Посторонний - Анатолий Азольский
Шрифт:
Интервал:
Закладка:
Таким решением хотел он избавиться от страха. От скрежета в оголенно-чуткой душе, когда она выдиралась из жесткой колючей философской шкуры. Гимназист, в лавке помогавший отцу, прямым и честным взором смотревший на мир, — вещественный этот мир, понятный, но не отвечавший ему взаимностью, он отверг; и тот же гимназист Матвей вопил, стенал, бился в истерике, едва он начинал вгонять с детства ему знакомое в категории социалистических теорий. Надо было решаться: либо вещественный мир есть реальность, данная ему в ощущениях, либо бытие человечества не что иное, как перечень указанных в философском словаре терминов. Страшно было подумать вообще о таком четком видении мира, ведь придет другое поколение, введет новые слова-термины, отменит старые — и что же? Да то, что жизнь прожита впустую, в погоне за призраком, и чтоб такого смертельного удара в спину не произошло, свою философию Матвей и сотоварищи его немедленно объявили последней, завершающей теорией, окончательной, бессмертной! Такова была власть страха.

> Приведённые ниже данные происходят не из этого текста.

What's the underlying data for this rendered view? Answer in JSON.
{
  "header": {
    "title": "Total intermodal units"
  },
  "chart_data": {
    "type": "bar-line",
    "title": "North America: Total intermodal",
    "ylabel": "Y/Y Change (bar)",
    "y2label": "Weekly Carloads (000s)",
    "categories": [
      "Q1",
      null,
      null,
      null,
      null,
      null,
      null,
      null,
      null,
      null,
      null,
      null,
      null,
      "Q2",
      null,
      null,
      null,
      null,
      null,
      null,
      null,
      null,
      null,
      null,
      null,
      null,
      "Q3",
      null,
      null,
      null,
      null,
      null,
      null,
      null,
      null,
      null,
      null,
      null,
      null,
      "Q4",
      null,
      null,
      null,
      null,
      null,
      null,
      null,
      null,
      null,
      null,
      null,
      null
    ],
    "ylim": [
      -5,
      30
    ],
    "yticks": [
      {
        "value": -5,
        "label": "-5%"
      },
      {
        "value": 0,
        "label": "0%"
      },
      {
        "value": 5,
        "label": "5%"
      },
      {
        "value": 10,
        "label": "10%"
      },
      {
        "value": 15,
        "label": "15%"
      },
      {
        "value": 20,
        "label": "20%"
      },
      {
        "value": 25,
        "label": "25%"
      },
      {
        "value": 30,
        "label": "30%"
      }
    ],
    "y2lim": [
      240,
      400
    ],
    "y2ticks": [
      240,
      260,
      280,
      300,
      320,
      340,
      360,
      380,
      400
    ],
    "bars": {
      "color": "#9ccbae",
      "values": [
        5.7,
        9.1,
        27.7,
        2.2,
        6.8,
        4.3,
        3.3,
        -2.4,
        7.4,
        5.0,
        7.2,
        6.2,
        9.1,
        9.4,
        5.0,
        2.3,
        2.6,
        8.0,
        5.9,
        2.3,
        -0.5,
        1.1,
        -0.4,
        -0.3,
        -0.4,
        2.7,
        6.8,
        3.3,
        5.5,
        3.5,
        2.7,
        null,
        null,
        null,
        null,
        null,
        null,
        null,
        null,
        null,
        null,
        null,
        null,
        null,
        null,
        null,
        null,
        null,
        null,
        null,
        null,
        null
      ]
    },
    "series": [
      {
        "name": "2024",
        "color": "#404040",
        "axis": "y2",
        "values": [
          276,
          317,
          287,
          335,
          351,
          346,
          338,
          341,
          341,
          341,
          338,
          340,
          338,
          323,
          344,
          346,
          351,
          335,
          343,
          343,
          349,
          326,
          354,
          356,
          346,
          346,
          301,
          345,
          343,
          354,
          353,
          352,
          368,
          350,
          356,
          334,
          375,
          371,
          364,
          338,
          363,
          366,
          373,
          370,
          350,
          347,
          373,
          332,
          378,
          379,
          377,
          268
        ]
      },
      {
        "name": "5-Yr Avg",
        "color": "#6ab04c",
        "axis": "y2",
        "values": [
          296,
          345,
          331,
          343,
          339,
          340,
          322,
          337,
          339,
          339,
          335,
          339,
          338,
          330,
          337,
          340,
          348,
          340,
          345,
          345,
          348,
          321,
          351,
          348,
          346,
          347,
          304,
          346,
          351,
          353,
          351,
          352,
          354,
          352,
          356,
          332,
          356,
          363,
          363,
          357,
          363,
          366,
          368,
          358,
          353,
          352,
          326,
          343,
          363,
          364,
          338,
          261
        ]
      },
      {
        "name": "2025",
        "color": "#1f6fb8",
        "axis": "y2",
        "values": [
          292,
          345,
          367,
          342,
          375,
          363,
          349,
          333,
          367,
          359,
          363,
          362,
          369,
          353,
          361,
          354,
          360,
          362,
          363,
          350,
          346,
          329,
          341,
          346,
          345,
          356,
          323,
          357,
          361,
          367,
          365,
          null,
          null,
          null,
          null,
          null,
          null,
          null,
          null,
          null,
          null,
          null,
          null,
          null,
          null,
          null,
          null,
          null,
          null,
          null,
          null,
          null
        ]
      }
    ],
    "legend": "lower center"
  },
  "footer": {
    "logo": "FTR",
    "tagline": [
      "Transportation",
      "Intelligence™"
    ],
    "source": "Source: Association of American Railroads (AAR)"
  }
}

Родительский дом запылал поутру, за ним и другие дома. Отречение от старого мира (в полном соответствии с «Интернационалом») уходило корнями в первобытно-общинный строй, как уверял позднее Матвей очередную невесту, будущую вторую жену; добывание огня трением палок, сожжение культовых символов, полыхание пожаров на необъятных просторах России — вот они, узловые точки истории, которая создавала нового человека. Беда была в том, признавался он бывшей курсистке, что старый человек не хотел умирать — тот самый индивидуум, что просил удовольствий, требовал подкормки и до бешенства доводил Матвея своими мелкобуржуазными прихотями, верой в какого-то боженьку, а попов Матвей не то что презирал, а жутко ненавидел, потому что попы умели в проповеди соединять церковную теорию с практикой; по той же причине Матвей причислял себя к интернационалистам, ибо раз все эксплуататоры одной империалистической масти, то и эксплуатируемые обязаны забыть о своих национальностях. Народ Матвей никогда не называл «народом», обязательно в связке: «наш народ», «советский народ». Он его ненавидел, а сестер и братьев своих не признавал родными по крови, свойству, землячеству или гражданству. Первая жена умерла, это я установил точно, дети ее рассеялись по стране и ни разу в беде не попросили отца о помощи. На трех сынов от второго брака посматривал с подозрением, чуя какой-то подвох в самом факте их появления на свет; они отвечали отцу взаимностью, дружно сменили фамилии, что их не уберегло: Соловки, Беломорканал и удушение в камере. Фигурально выражаясь, выи свои они так и не склонили перед уже заострившимся топором пролетарской справедливости. Жил Матвей с третьей женой в Доме правительства на Серафимовича, жена (вторая) от него своевременно ушла, соседей по лестничной площадке (тоже ведь — народ!) возненавидел, перебрался на дачу, но и там не доверял пришельцам; исхудавший и желтый, лежал он на веранде, иссыхающую руку держа на ложе охотничьего ружья… Там и скончался. А померши, не мог воспрепятствовать учиненной подлянке: тело не кремировали, а сунули в землю на кладбище, где народу полным-полно и к тому же рядом с оградкой частенько похаживали граждане с низменными интересами…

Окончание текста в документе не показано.